Tylko działania państwa mogą na obecnym etapie kryzysu finansowego odbudować utracone zaufanie - oceniła kanclerz Niemiec Angela Merkel w rozmowie z gazetą "Bild am Sonntag" .

W poniedziałek niemiecki rząd ma przyjąć w trybie pilnym ustawę o pakiecie ratunkowym dla systemu finansowego. We wtorek ustawą zająłby się Bundestag, tak by weszła ona w życie do końca tygodnia.

W ocenie Merkel konieczna jest koordynacja działań antykryzysowych na szczeblu europejskim i międzynarodowym. Jednak odpowiednie kroki każdy kraj musi podejmować na własną odpowiedzialność.

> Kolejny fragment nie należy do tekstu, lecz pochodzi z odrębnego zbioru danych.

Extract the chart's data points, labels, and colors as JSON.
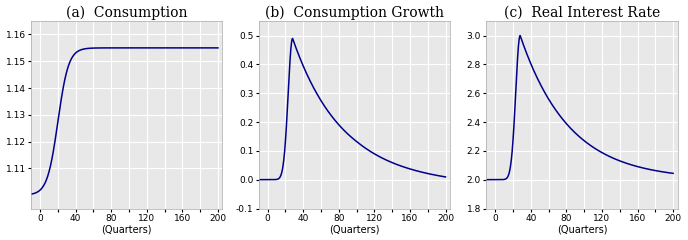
{
  "titles": [
    "(a)  Consumption",
    "(b)  Consumption Growth",
    "(c)  Real Interest Rate"
  ],
  "xlabel": "(Quarters)",
  "line_color": "#00008B",
  "xlim": [
    -10,
    205
  ],
  "xticks": [
    0,
    20,
    40,
    60,
    80,
    100,
    120,
    140,
    160,
    180,
    200
  ],
  "panel_a": {
    "ylim": [
      1.095,
      1.165
    ],
    "yticks": [
      1.11,
      1.12,
      1.13,
      1.14,
      1.15,
      1.16
    ],
    "ss_start": 1.1,
    "ss_end": 1.155,
    "shock_quarter": 20,
    "sigmoid_scale": 6.0
  },
  "panel_b": {
    "ylim": [
      -0.1,
      0.55
    ],
    "yticks": [
      -0.1,
      0.0,
      0.1,
      0.2,
      0.3,
      0.4,
      0.5
    ],
    "peak": 0.49,
    "peak_quarter": 28,
    "rise_scale": 5.0,
    "decay_scale": 55.0,
    "baseline": -0.012
  },
  "panel_c": {
    "ylim": [
      1.8,
      3.1
    ],
    "yticks": [
      1.8,
      2.0,
      2.2,
      2.4,
      2.6,
      2.8,
      3.0
    ],
    "ss_start": 2.0,
    "peak": 3.0,
    "peak_quarter": 28,
    "rise_scale": 5.0,
    "decay_scale": 55.0
  },
  "bg_color": "#e8e8e8",
  "grid_color": "#ffffff",
  "figsize": [
    6.88,
    2.4
  ],
  "dpi": 100,
  "title_fontsize": 10,
  "tick_fontsize": 6.5,
  "xlabel_fontsize": 7
}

"Robimy to nie w interesie banków, ale w interesie ludzi" - powiedziała Merkel, wypowiadając się przed niedzielnym spotkaniem ministrów finansów UE w Paryżu.

Założenia antykryzysowego planu rządu w Berlinie

Według mediów niemiecki minister przedstawi partnerom w Unii założenia antykryzysowego planu rządu w Berlinie.

Jak informują media, rząd rozważa m.in. przeznaczenie miliardów euro na pomoc dla zagrożonych utratą płynności banków i wzmocnienie ich kapitału własnego. Instytucje finansowe, które skorzystają ze wsparcia państwa, musiałyby podjąć określone przez rząd zobowiązania, dotyczące np. reformy modelu funkcjonowania czy premii i odpraw dla menadżerów.

Rozważane są również zachęty dla banków, by wzajemnie pożyczały sobie pieniądze; miałyby to umożliwić gwarancje ze strony państwa.

Według informacji dziennika "Handelsblatt" rządowy pakiet ma opiewać na 300 - 400 miliardów euro.